Following speculation that Apple may be looking to acquire Sonder Keyboard, the startup yesterday confirmed to us that it has been in discussions with Apple’s procurement board. Coincidentally or not, the company’s website was not accessible at the time of writing (that may simply be yesterday’s story driving too much traffic to it, of course).
Sonder was not the first company to make a keyboard with dynamically-assigned keys. Patents for the idea go back as far as the 1970s, and the first commercially-available one was the German-made LC Board in the 1980s.
The Optimus Maximus was one of the better-known examples of the technology, later superseded by the Optimus Popularis, in which each key is an individual color LCD display.
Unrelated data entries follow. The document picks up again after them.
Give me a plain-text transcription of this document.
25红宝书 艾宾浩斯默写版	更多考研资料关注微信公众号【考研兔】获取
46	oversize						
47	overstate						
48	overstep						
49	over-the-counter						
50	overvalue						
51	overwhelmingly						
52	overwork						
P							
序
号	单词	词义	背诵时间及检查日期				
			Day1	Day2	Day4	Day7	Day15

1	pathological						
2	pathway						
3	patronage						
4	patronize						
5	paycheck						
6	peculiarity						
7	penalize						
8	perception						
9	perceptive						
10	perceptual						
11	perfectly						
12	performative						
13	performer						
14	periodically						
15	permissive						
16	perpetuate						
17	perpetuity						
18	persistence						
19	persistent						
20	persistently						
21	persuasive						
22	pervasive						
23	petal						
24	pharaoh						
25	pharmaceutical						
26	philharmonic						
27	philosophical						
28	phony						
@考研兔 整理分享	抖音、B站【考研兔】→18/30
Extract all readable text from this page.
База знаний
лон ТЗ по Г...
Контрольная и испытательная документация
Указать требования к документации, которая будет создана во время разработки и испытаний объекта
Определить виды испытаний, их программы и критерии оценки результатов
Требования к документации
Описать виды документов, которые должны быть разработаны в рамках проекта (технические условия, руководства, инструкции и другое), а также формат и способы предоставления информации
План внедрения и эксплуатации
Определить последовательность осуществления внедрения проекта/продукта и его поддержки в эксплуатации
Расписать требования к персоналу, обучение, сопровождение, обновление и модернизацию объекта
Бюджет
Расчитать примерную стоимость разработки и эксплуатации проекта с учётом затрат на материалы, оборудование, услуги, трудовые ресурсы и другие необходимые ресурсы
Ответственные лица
At $1500, it hasn’t exactly made it into the mainstream, and other examples have come and gone.
But Sonder’s approach has a realistic shot at making dynamic hardware keyboards a mainstream technology …
Sonder’s use of e-ink keys has two great advantages over LCD or OLED ones. First, it’s much more affordable: the keyboard is currently on pre-order at $199, which is just twice the price of Apple’s Magic Keyboard. The cost to Apple of manufacturing something similar ought to add a relatively modest amount to the cost of a MacBook.
Second, while color LCD displays are power-hungry, e-ink displays barely sip from a battery. They require no power to display their content, only to change what is displayed. That’s how a Kindle manages to run for a month or more on a single charge.
So the technology would be practical for Apple to adopt, and there is plenty of evidence that the company is interested in dynamic keys. It now appears certain that this year’s MacBook Pro models will have a dynamically-assigned OLED touchscreen panel in place of physical function keys, but the company’s enthusiasm for this approach of course dates back way further than this.
Apple’s most successful product was built on its early adoption of dynamic keyboards. It was the headline feature of the iPhone, which differed from existing smartphones of the time by dispensing with physical keys.
The argument Steve laid out then for virtual keys on a smartphone could be applied equally to a Mac keyboard.
The argument for dynamic keys on a computer is perhaps a little less compelling. Typing on them is one of the primary things we do, which was never really the case with a smartphone. But AV professionals can spend hours in front of a Mac without typing anything more than the occasional filename.
What’s wrong with their user interfaces? They all have these keyboards that are there whether you need them or not. And they all have these control buttons that are fixed in plastic and are the same for every application. Well, every application wants a slightly different user interface, a slightly optimized set of buttons, just for it.
That’s the reason many professionals choose to use keyboard overlays or custom keyboards for power apps like Photoshop, Lightroom, Final Cut Pro or Logic Pro. Those dedicated keyboards and overlays exist because they are huge time-savers. The ability to have your existing Mac keyboard switch instantly between overlay patterns for different apps would clearly be vastly more convenient.
And that’s not the only benefit of dynamic keyboards. Hold down a modifier key like Shift or Option and the keycaps could change to display appropriate content. Multilingual users could switch between keyboard layouts and letters. Or any one of us could choose between a white-on-black or black-on-white version to suit our tastes. Plus, you know, gadgets!
Now, sure, Sonder’s implementation isn’t particularly attractive. But ask any of us to name a company with a proven ability to take existing tech and make it both beautiful and usable, and we’re not going to have to think too hard.
So Apple may or may not buy Sonder, but I do think that, sooner or later, it will switch to some kind of dynamic hardware keyboard tech. And in time, dumb keyboards will come to look as dated as dumb phones.